Avviamo il programma e dal menu File scegliamo il comando Apri, per recuperare l’immagine che vogliamo ridimensionare.

Supponiamo che la nostra foto di partenza abbia una dimensione pari a 320×240 pixel, e di voler ottenere un’immagine finale di 800×600 pixel. Sul lato sinistro del video vengono riportate le dimensioni originali del file e la risoluzione di stampa tramite l’apposito menu scegliamo l’unità di misura preferita (mm, cm, punti e pollici).

In “Nuova Dimensione” inseriamo tutti i dati desiderati per il ridimensionamento. Possiamo scegliere se impostare un aumento percentuale o se digitare i valori numerici in pixel di altezza e larghezza. Abilitando la casella “Mantieni Proporzioni”, i due valori verranno modificati contemporaneamente.

In alternativa possiamo effettuare le modifiche intervenendo direttamente sulle dimensioni della stampa e/o sulla risoluzione. La questione fondamentale nel preparare un file per la stampa è quella m della sua risoluzione. Per ottenere buoni risultati sarà opportuno settare almeno un valore di 300 punti per pollice e, in base a questo, scegliere la dimensione finale del file: A6 (105×148 mm), A5 (148x210mm), A4 (210x297mm), A3 (297×420 mm), e così via.

Abilitando la casella Anteprima automatico avremo la possibilità di ottenere la preview dell’immagine ad ogni nostra variazione. In linea di massima, se siamo sicuri dei dati inseriti, è consigliabile disabilitarla ed utilizzare il pulsante Anteprima, per ottimizzare completamente la velocità delle operazioni.

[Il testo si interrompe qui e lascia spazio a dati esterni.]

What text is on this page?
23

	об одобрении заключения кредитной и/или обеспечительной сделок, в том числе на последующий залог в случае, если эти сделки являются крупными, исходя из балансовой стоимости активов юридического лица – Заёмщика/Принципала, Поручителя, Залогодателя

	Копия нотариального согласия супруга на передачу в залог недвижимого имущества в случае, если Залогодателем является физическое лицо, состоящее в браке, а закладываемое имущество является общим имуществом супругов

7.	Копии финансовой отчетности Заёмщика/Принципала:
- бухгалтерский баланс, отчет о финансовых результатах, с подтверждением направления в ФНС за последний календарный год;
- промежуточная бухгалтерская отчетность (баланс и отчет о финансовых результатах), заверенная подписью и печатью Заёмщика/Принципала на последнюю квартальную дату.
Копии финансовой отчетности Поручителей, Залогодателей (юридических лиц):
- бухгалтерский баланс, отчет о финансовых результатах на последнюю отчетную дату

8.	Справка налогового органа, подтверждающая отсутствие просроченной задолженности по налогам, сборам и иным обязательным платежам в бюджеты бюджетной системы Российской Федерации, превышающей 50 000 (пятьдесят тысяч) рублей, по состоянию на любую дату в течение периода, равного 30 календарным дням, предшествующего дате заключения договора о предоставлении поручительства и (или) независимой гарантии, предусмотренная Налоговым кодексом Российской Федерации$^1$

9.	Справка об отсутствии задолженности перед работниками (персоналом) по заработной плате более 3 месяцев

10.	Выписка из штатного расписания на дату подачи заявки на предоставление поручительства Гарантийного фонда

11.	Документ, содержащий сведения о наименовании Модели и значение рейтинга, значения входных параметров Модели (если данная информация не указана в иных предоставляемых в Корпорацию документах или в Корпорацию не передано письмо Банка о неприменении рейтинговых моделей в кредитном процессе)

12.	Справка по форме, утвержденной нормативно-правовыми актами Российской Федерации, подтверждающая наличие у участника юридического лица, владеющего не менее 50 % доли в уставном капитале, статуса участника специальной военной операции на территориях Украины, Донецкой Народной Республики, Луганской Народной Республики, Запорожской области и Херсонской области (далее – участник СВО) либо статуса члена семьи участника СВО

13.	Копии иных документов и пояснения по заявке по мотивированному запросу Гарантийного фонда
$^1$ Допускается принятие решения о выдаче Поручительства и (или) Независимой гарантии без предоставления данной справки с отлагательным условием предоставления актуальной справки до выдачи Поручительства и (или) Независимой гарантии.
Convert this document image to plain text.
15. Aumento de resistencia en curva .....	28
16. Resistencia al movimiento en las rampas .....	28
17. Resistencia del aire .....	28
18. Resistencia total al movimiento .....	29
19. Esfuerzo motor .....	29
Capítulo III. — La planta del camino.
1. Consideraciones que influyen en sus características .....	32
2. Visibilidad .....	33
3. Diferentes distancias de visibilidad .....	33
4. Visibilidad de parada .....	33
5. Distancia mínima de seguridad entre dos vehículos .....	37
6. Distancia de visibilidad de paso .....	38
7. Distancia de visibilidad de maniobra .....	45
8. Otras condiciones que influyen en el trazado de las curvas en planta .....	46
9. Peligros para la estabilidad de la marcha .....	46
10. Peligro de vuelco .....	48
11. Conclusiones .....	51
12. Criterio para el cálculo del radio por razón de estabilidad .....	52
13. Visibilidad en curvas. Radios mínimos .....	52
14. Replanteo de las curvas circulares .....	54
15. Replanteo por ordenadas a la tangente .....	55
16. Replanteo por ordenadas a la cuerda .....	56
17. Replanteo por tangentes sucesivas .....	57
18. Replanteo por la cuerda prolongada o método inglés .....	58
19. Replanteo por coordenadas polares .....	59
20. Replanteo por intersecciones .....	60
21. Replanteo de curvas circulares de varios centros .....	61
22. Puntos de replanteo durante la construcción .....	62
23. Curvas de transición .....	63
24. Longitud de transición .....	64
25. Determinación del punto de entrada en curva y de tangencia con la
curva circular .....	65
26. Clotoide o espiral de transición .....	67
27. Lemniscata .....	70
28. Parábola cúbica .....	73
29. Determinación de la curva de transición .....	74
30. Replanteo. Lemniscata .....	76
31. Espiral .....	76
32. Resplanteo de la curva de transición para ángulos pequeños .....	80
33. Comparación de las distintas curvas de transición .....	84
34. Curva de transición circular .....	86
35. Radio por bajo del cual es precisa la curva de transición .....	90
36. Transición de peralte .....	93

II programma ci permette di scegliere tra diversi tipi di interpolazione. Potrebbe essere B interessante sperimentarli tutti per osservarne le differenze. Se ad esempio proviamo Bicubica o Bilineare, vedremo risultati comparabili tra loro, ma qualitativamente inferiori a quelli ottenibili con il metodo S-Spline.

A questo punto non ci resta molto altro da fare. Torniamo al menu File e scegliamo l’opzione Salva con nome per esportare il file ridimensionato. Avviamo il nostro programma di fotoritocco preferito (ad esempio Photoshop) ed apriamo il file per preparare la fase di stampa. Prima di stampare sarà opportuno fare una verifica della curva Gamma, apportando eventuali correzioni alle tonalità di colore, per assicurare risultati soddisfacenti.

Ultimati i controlli scegliamo il comando Stampa da menu file e regoliamo le impostazioni in base al driver della nostra stampante. Controlliamo l’orientamento del foglio, il tipo di carta utilizzata e la qualità di stampa selezionata. Nel caso in cui le dimensioni della foto ottenuta non vengono supportate dalla nostra stampante (pensiamo ad un poster di grandi dimensioni), non ci resta che salvare il file su supporto magnetico e portarlo al laboratorio fotografico più vicino per eseguire la stampa.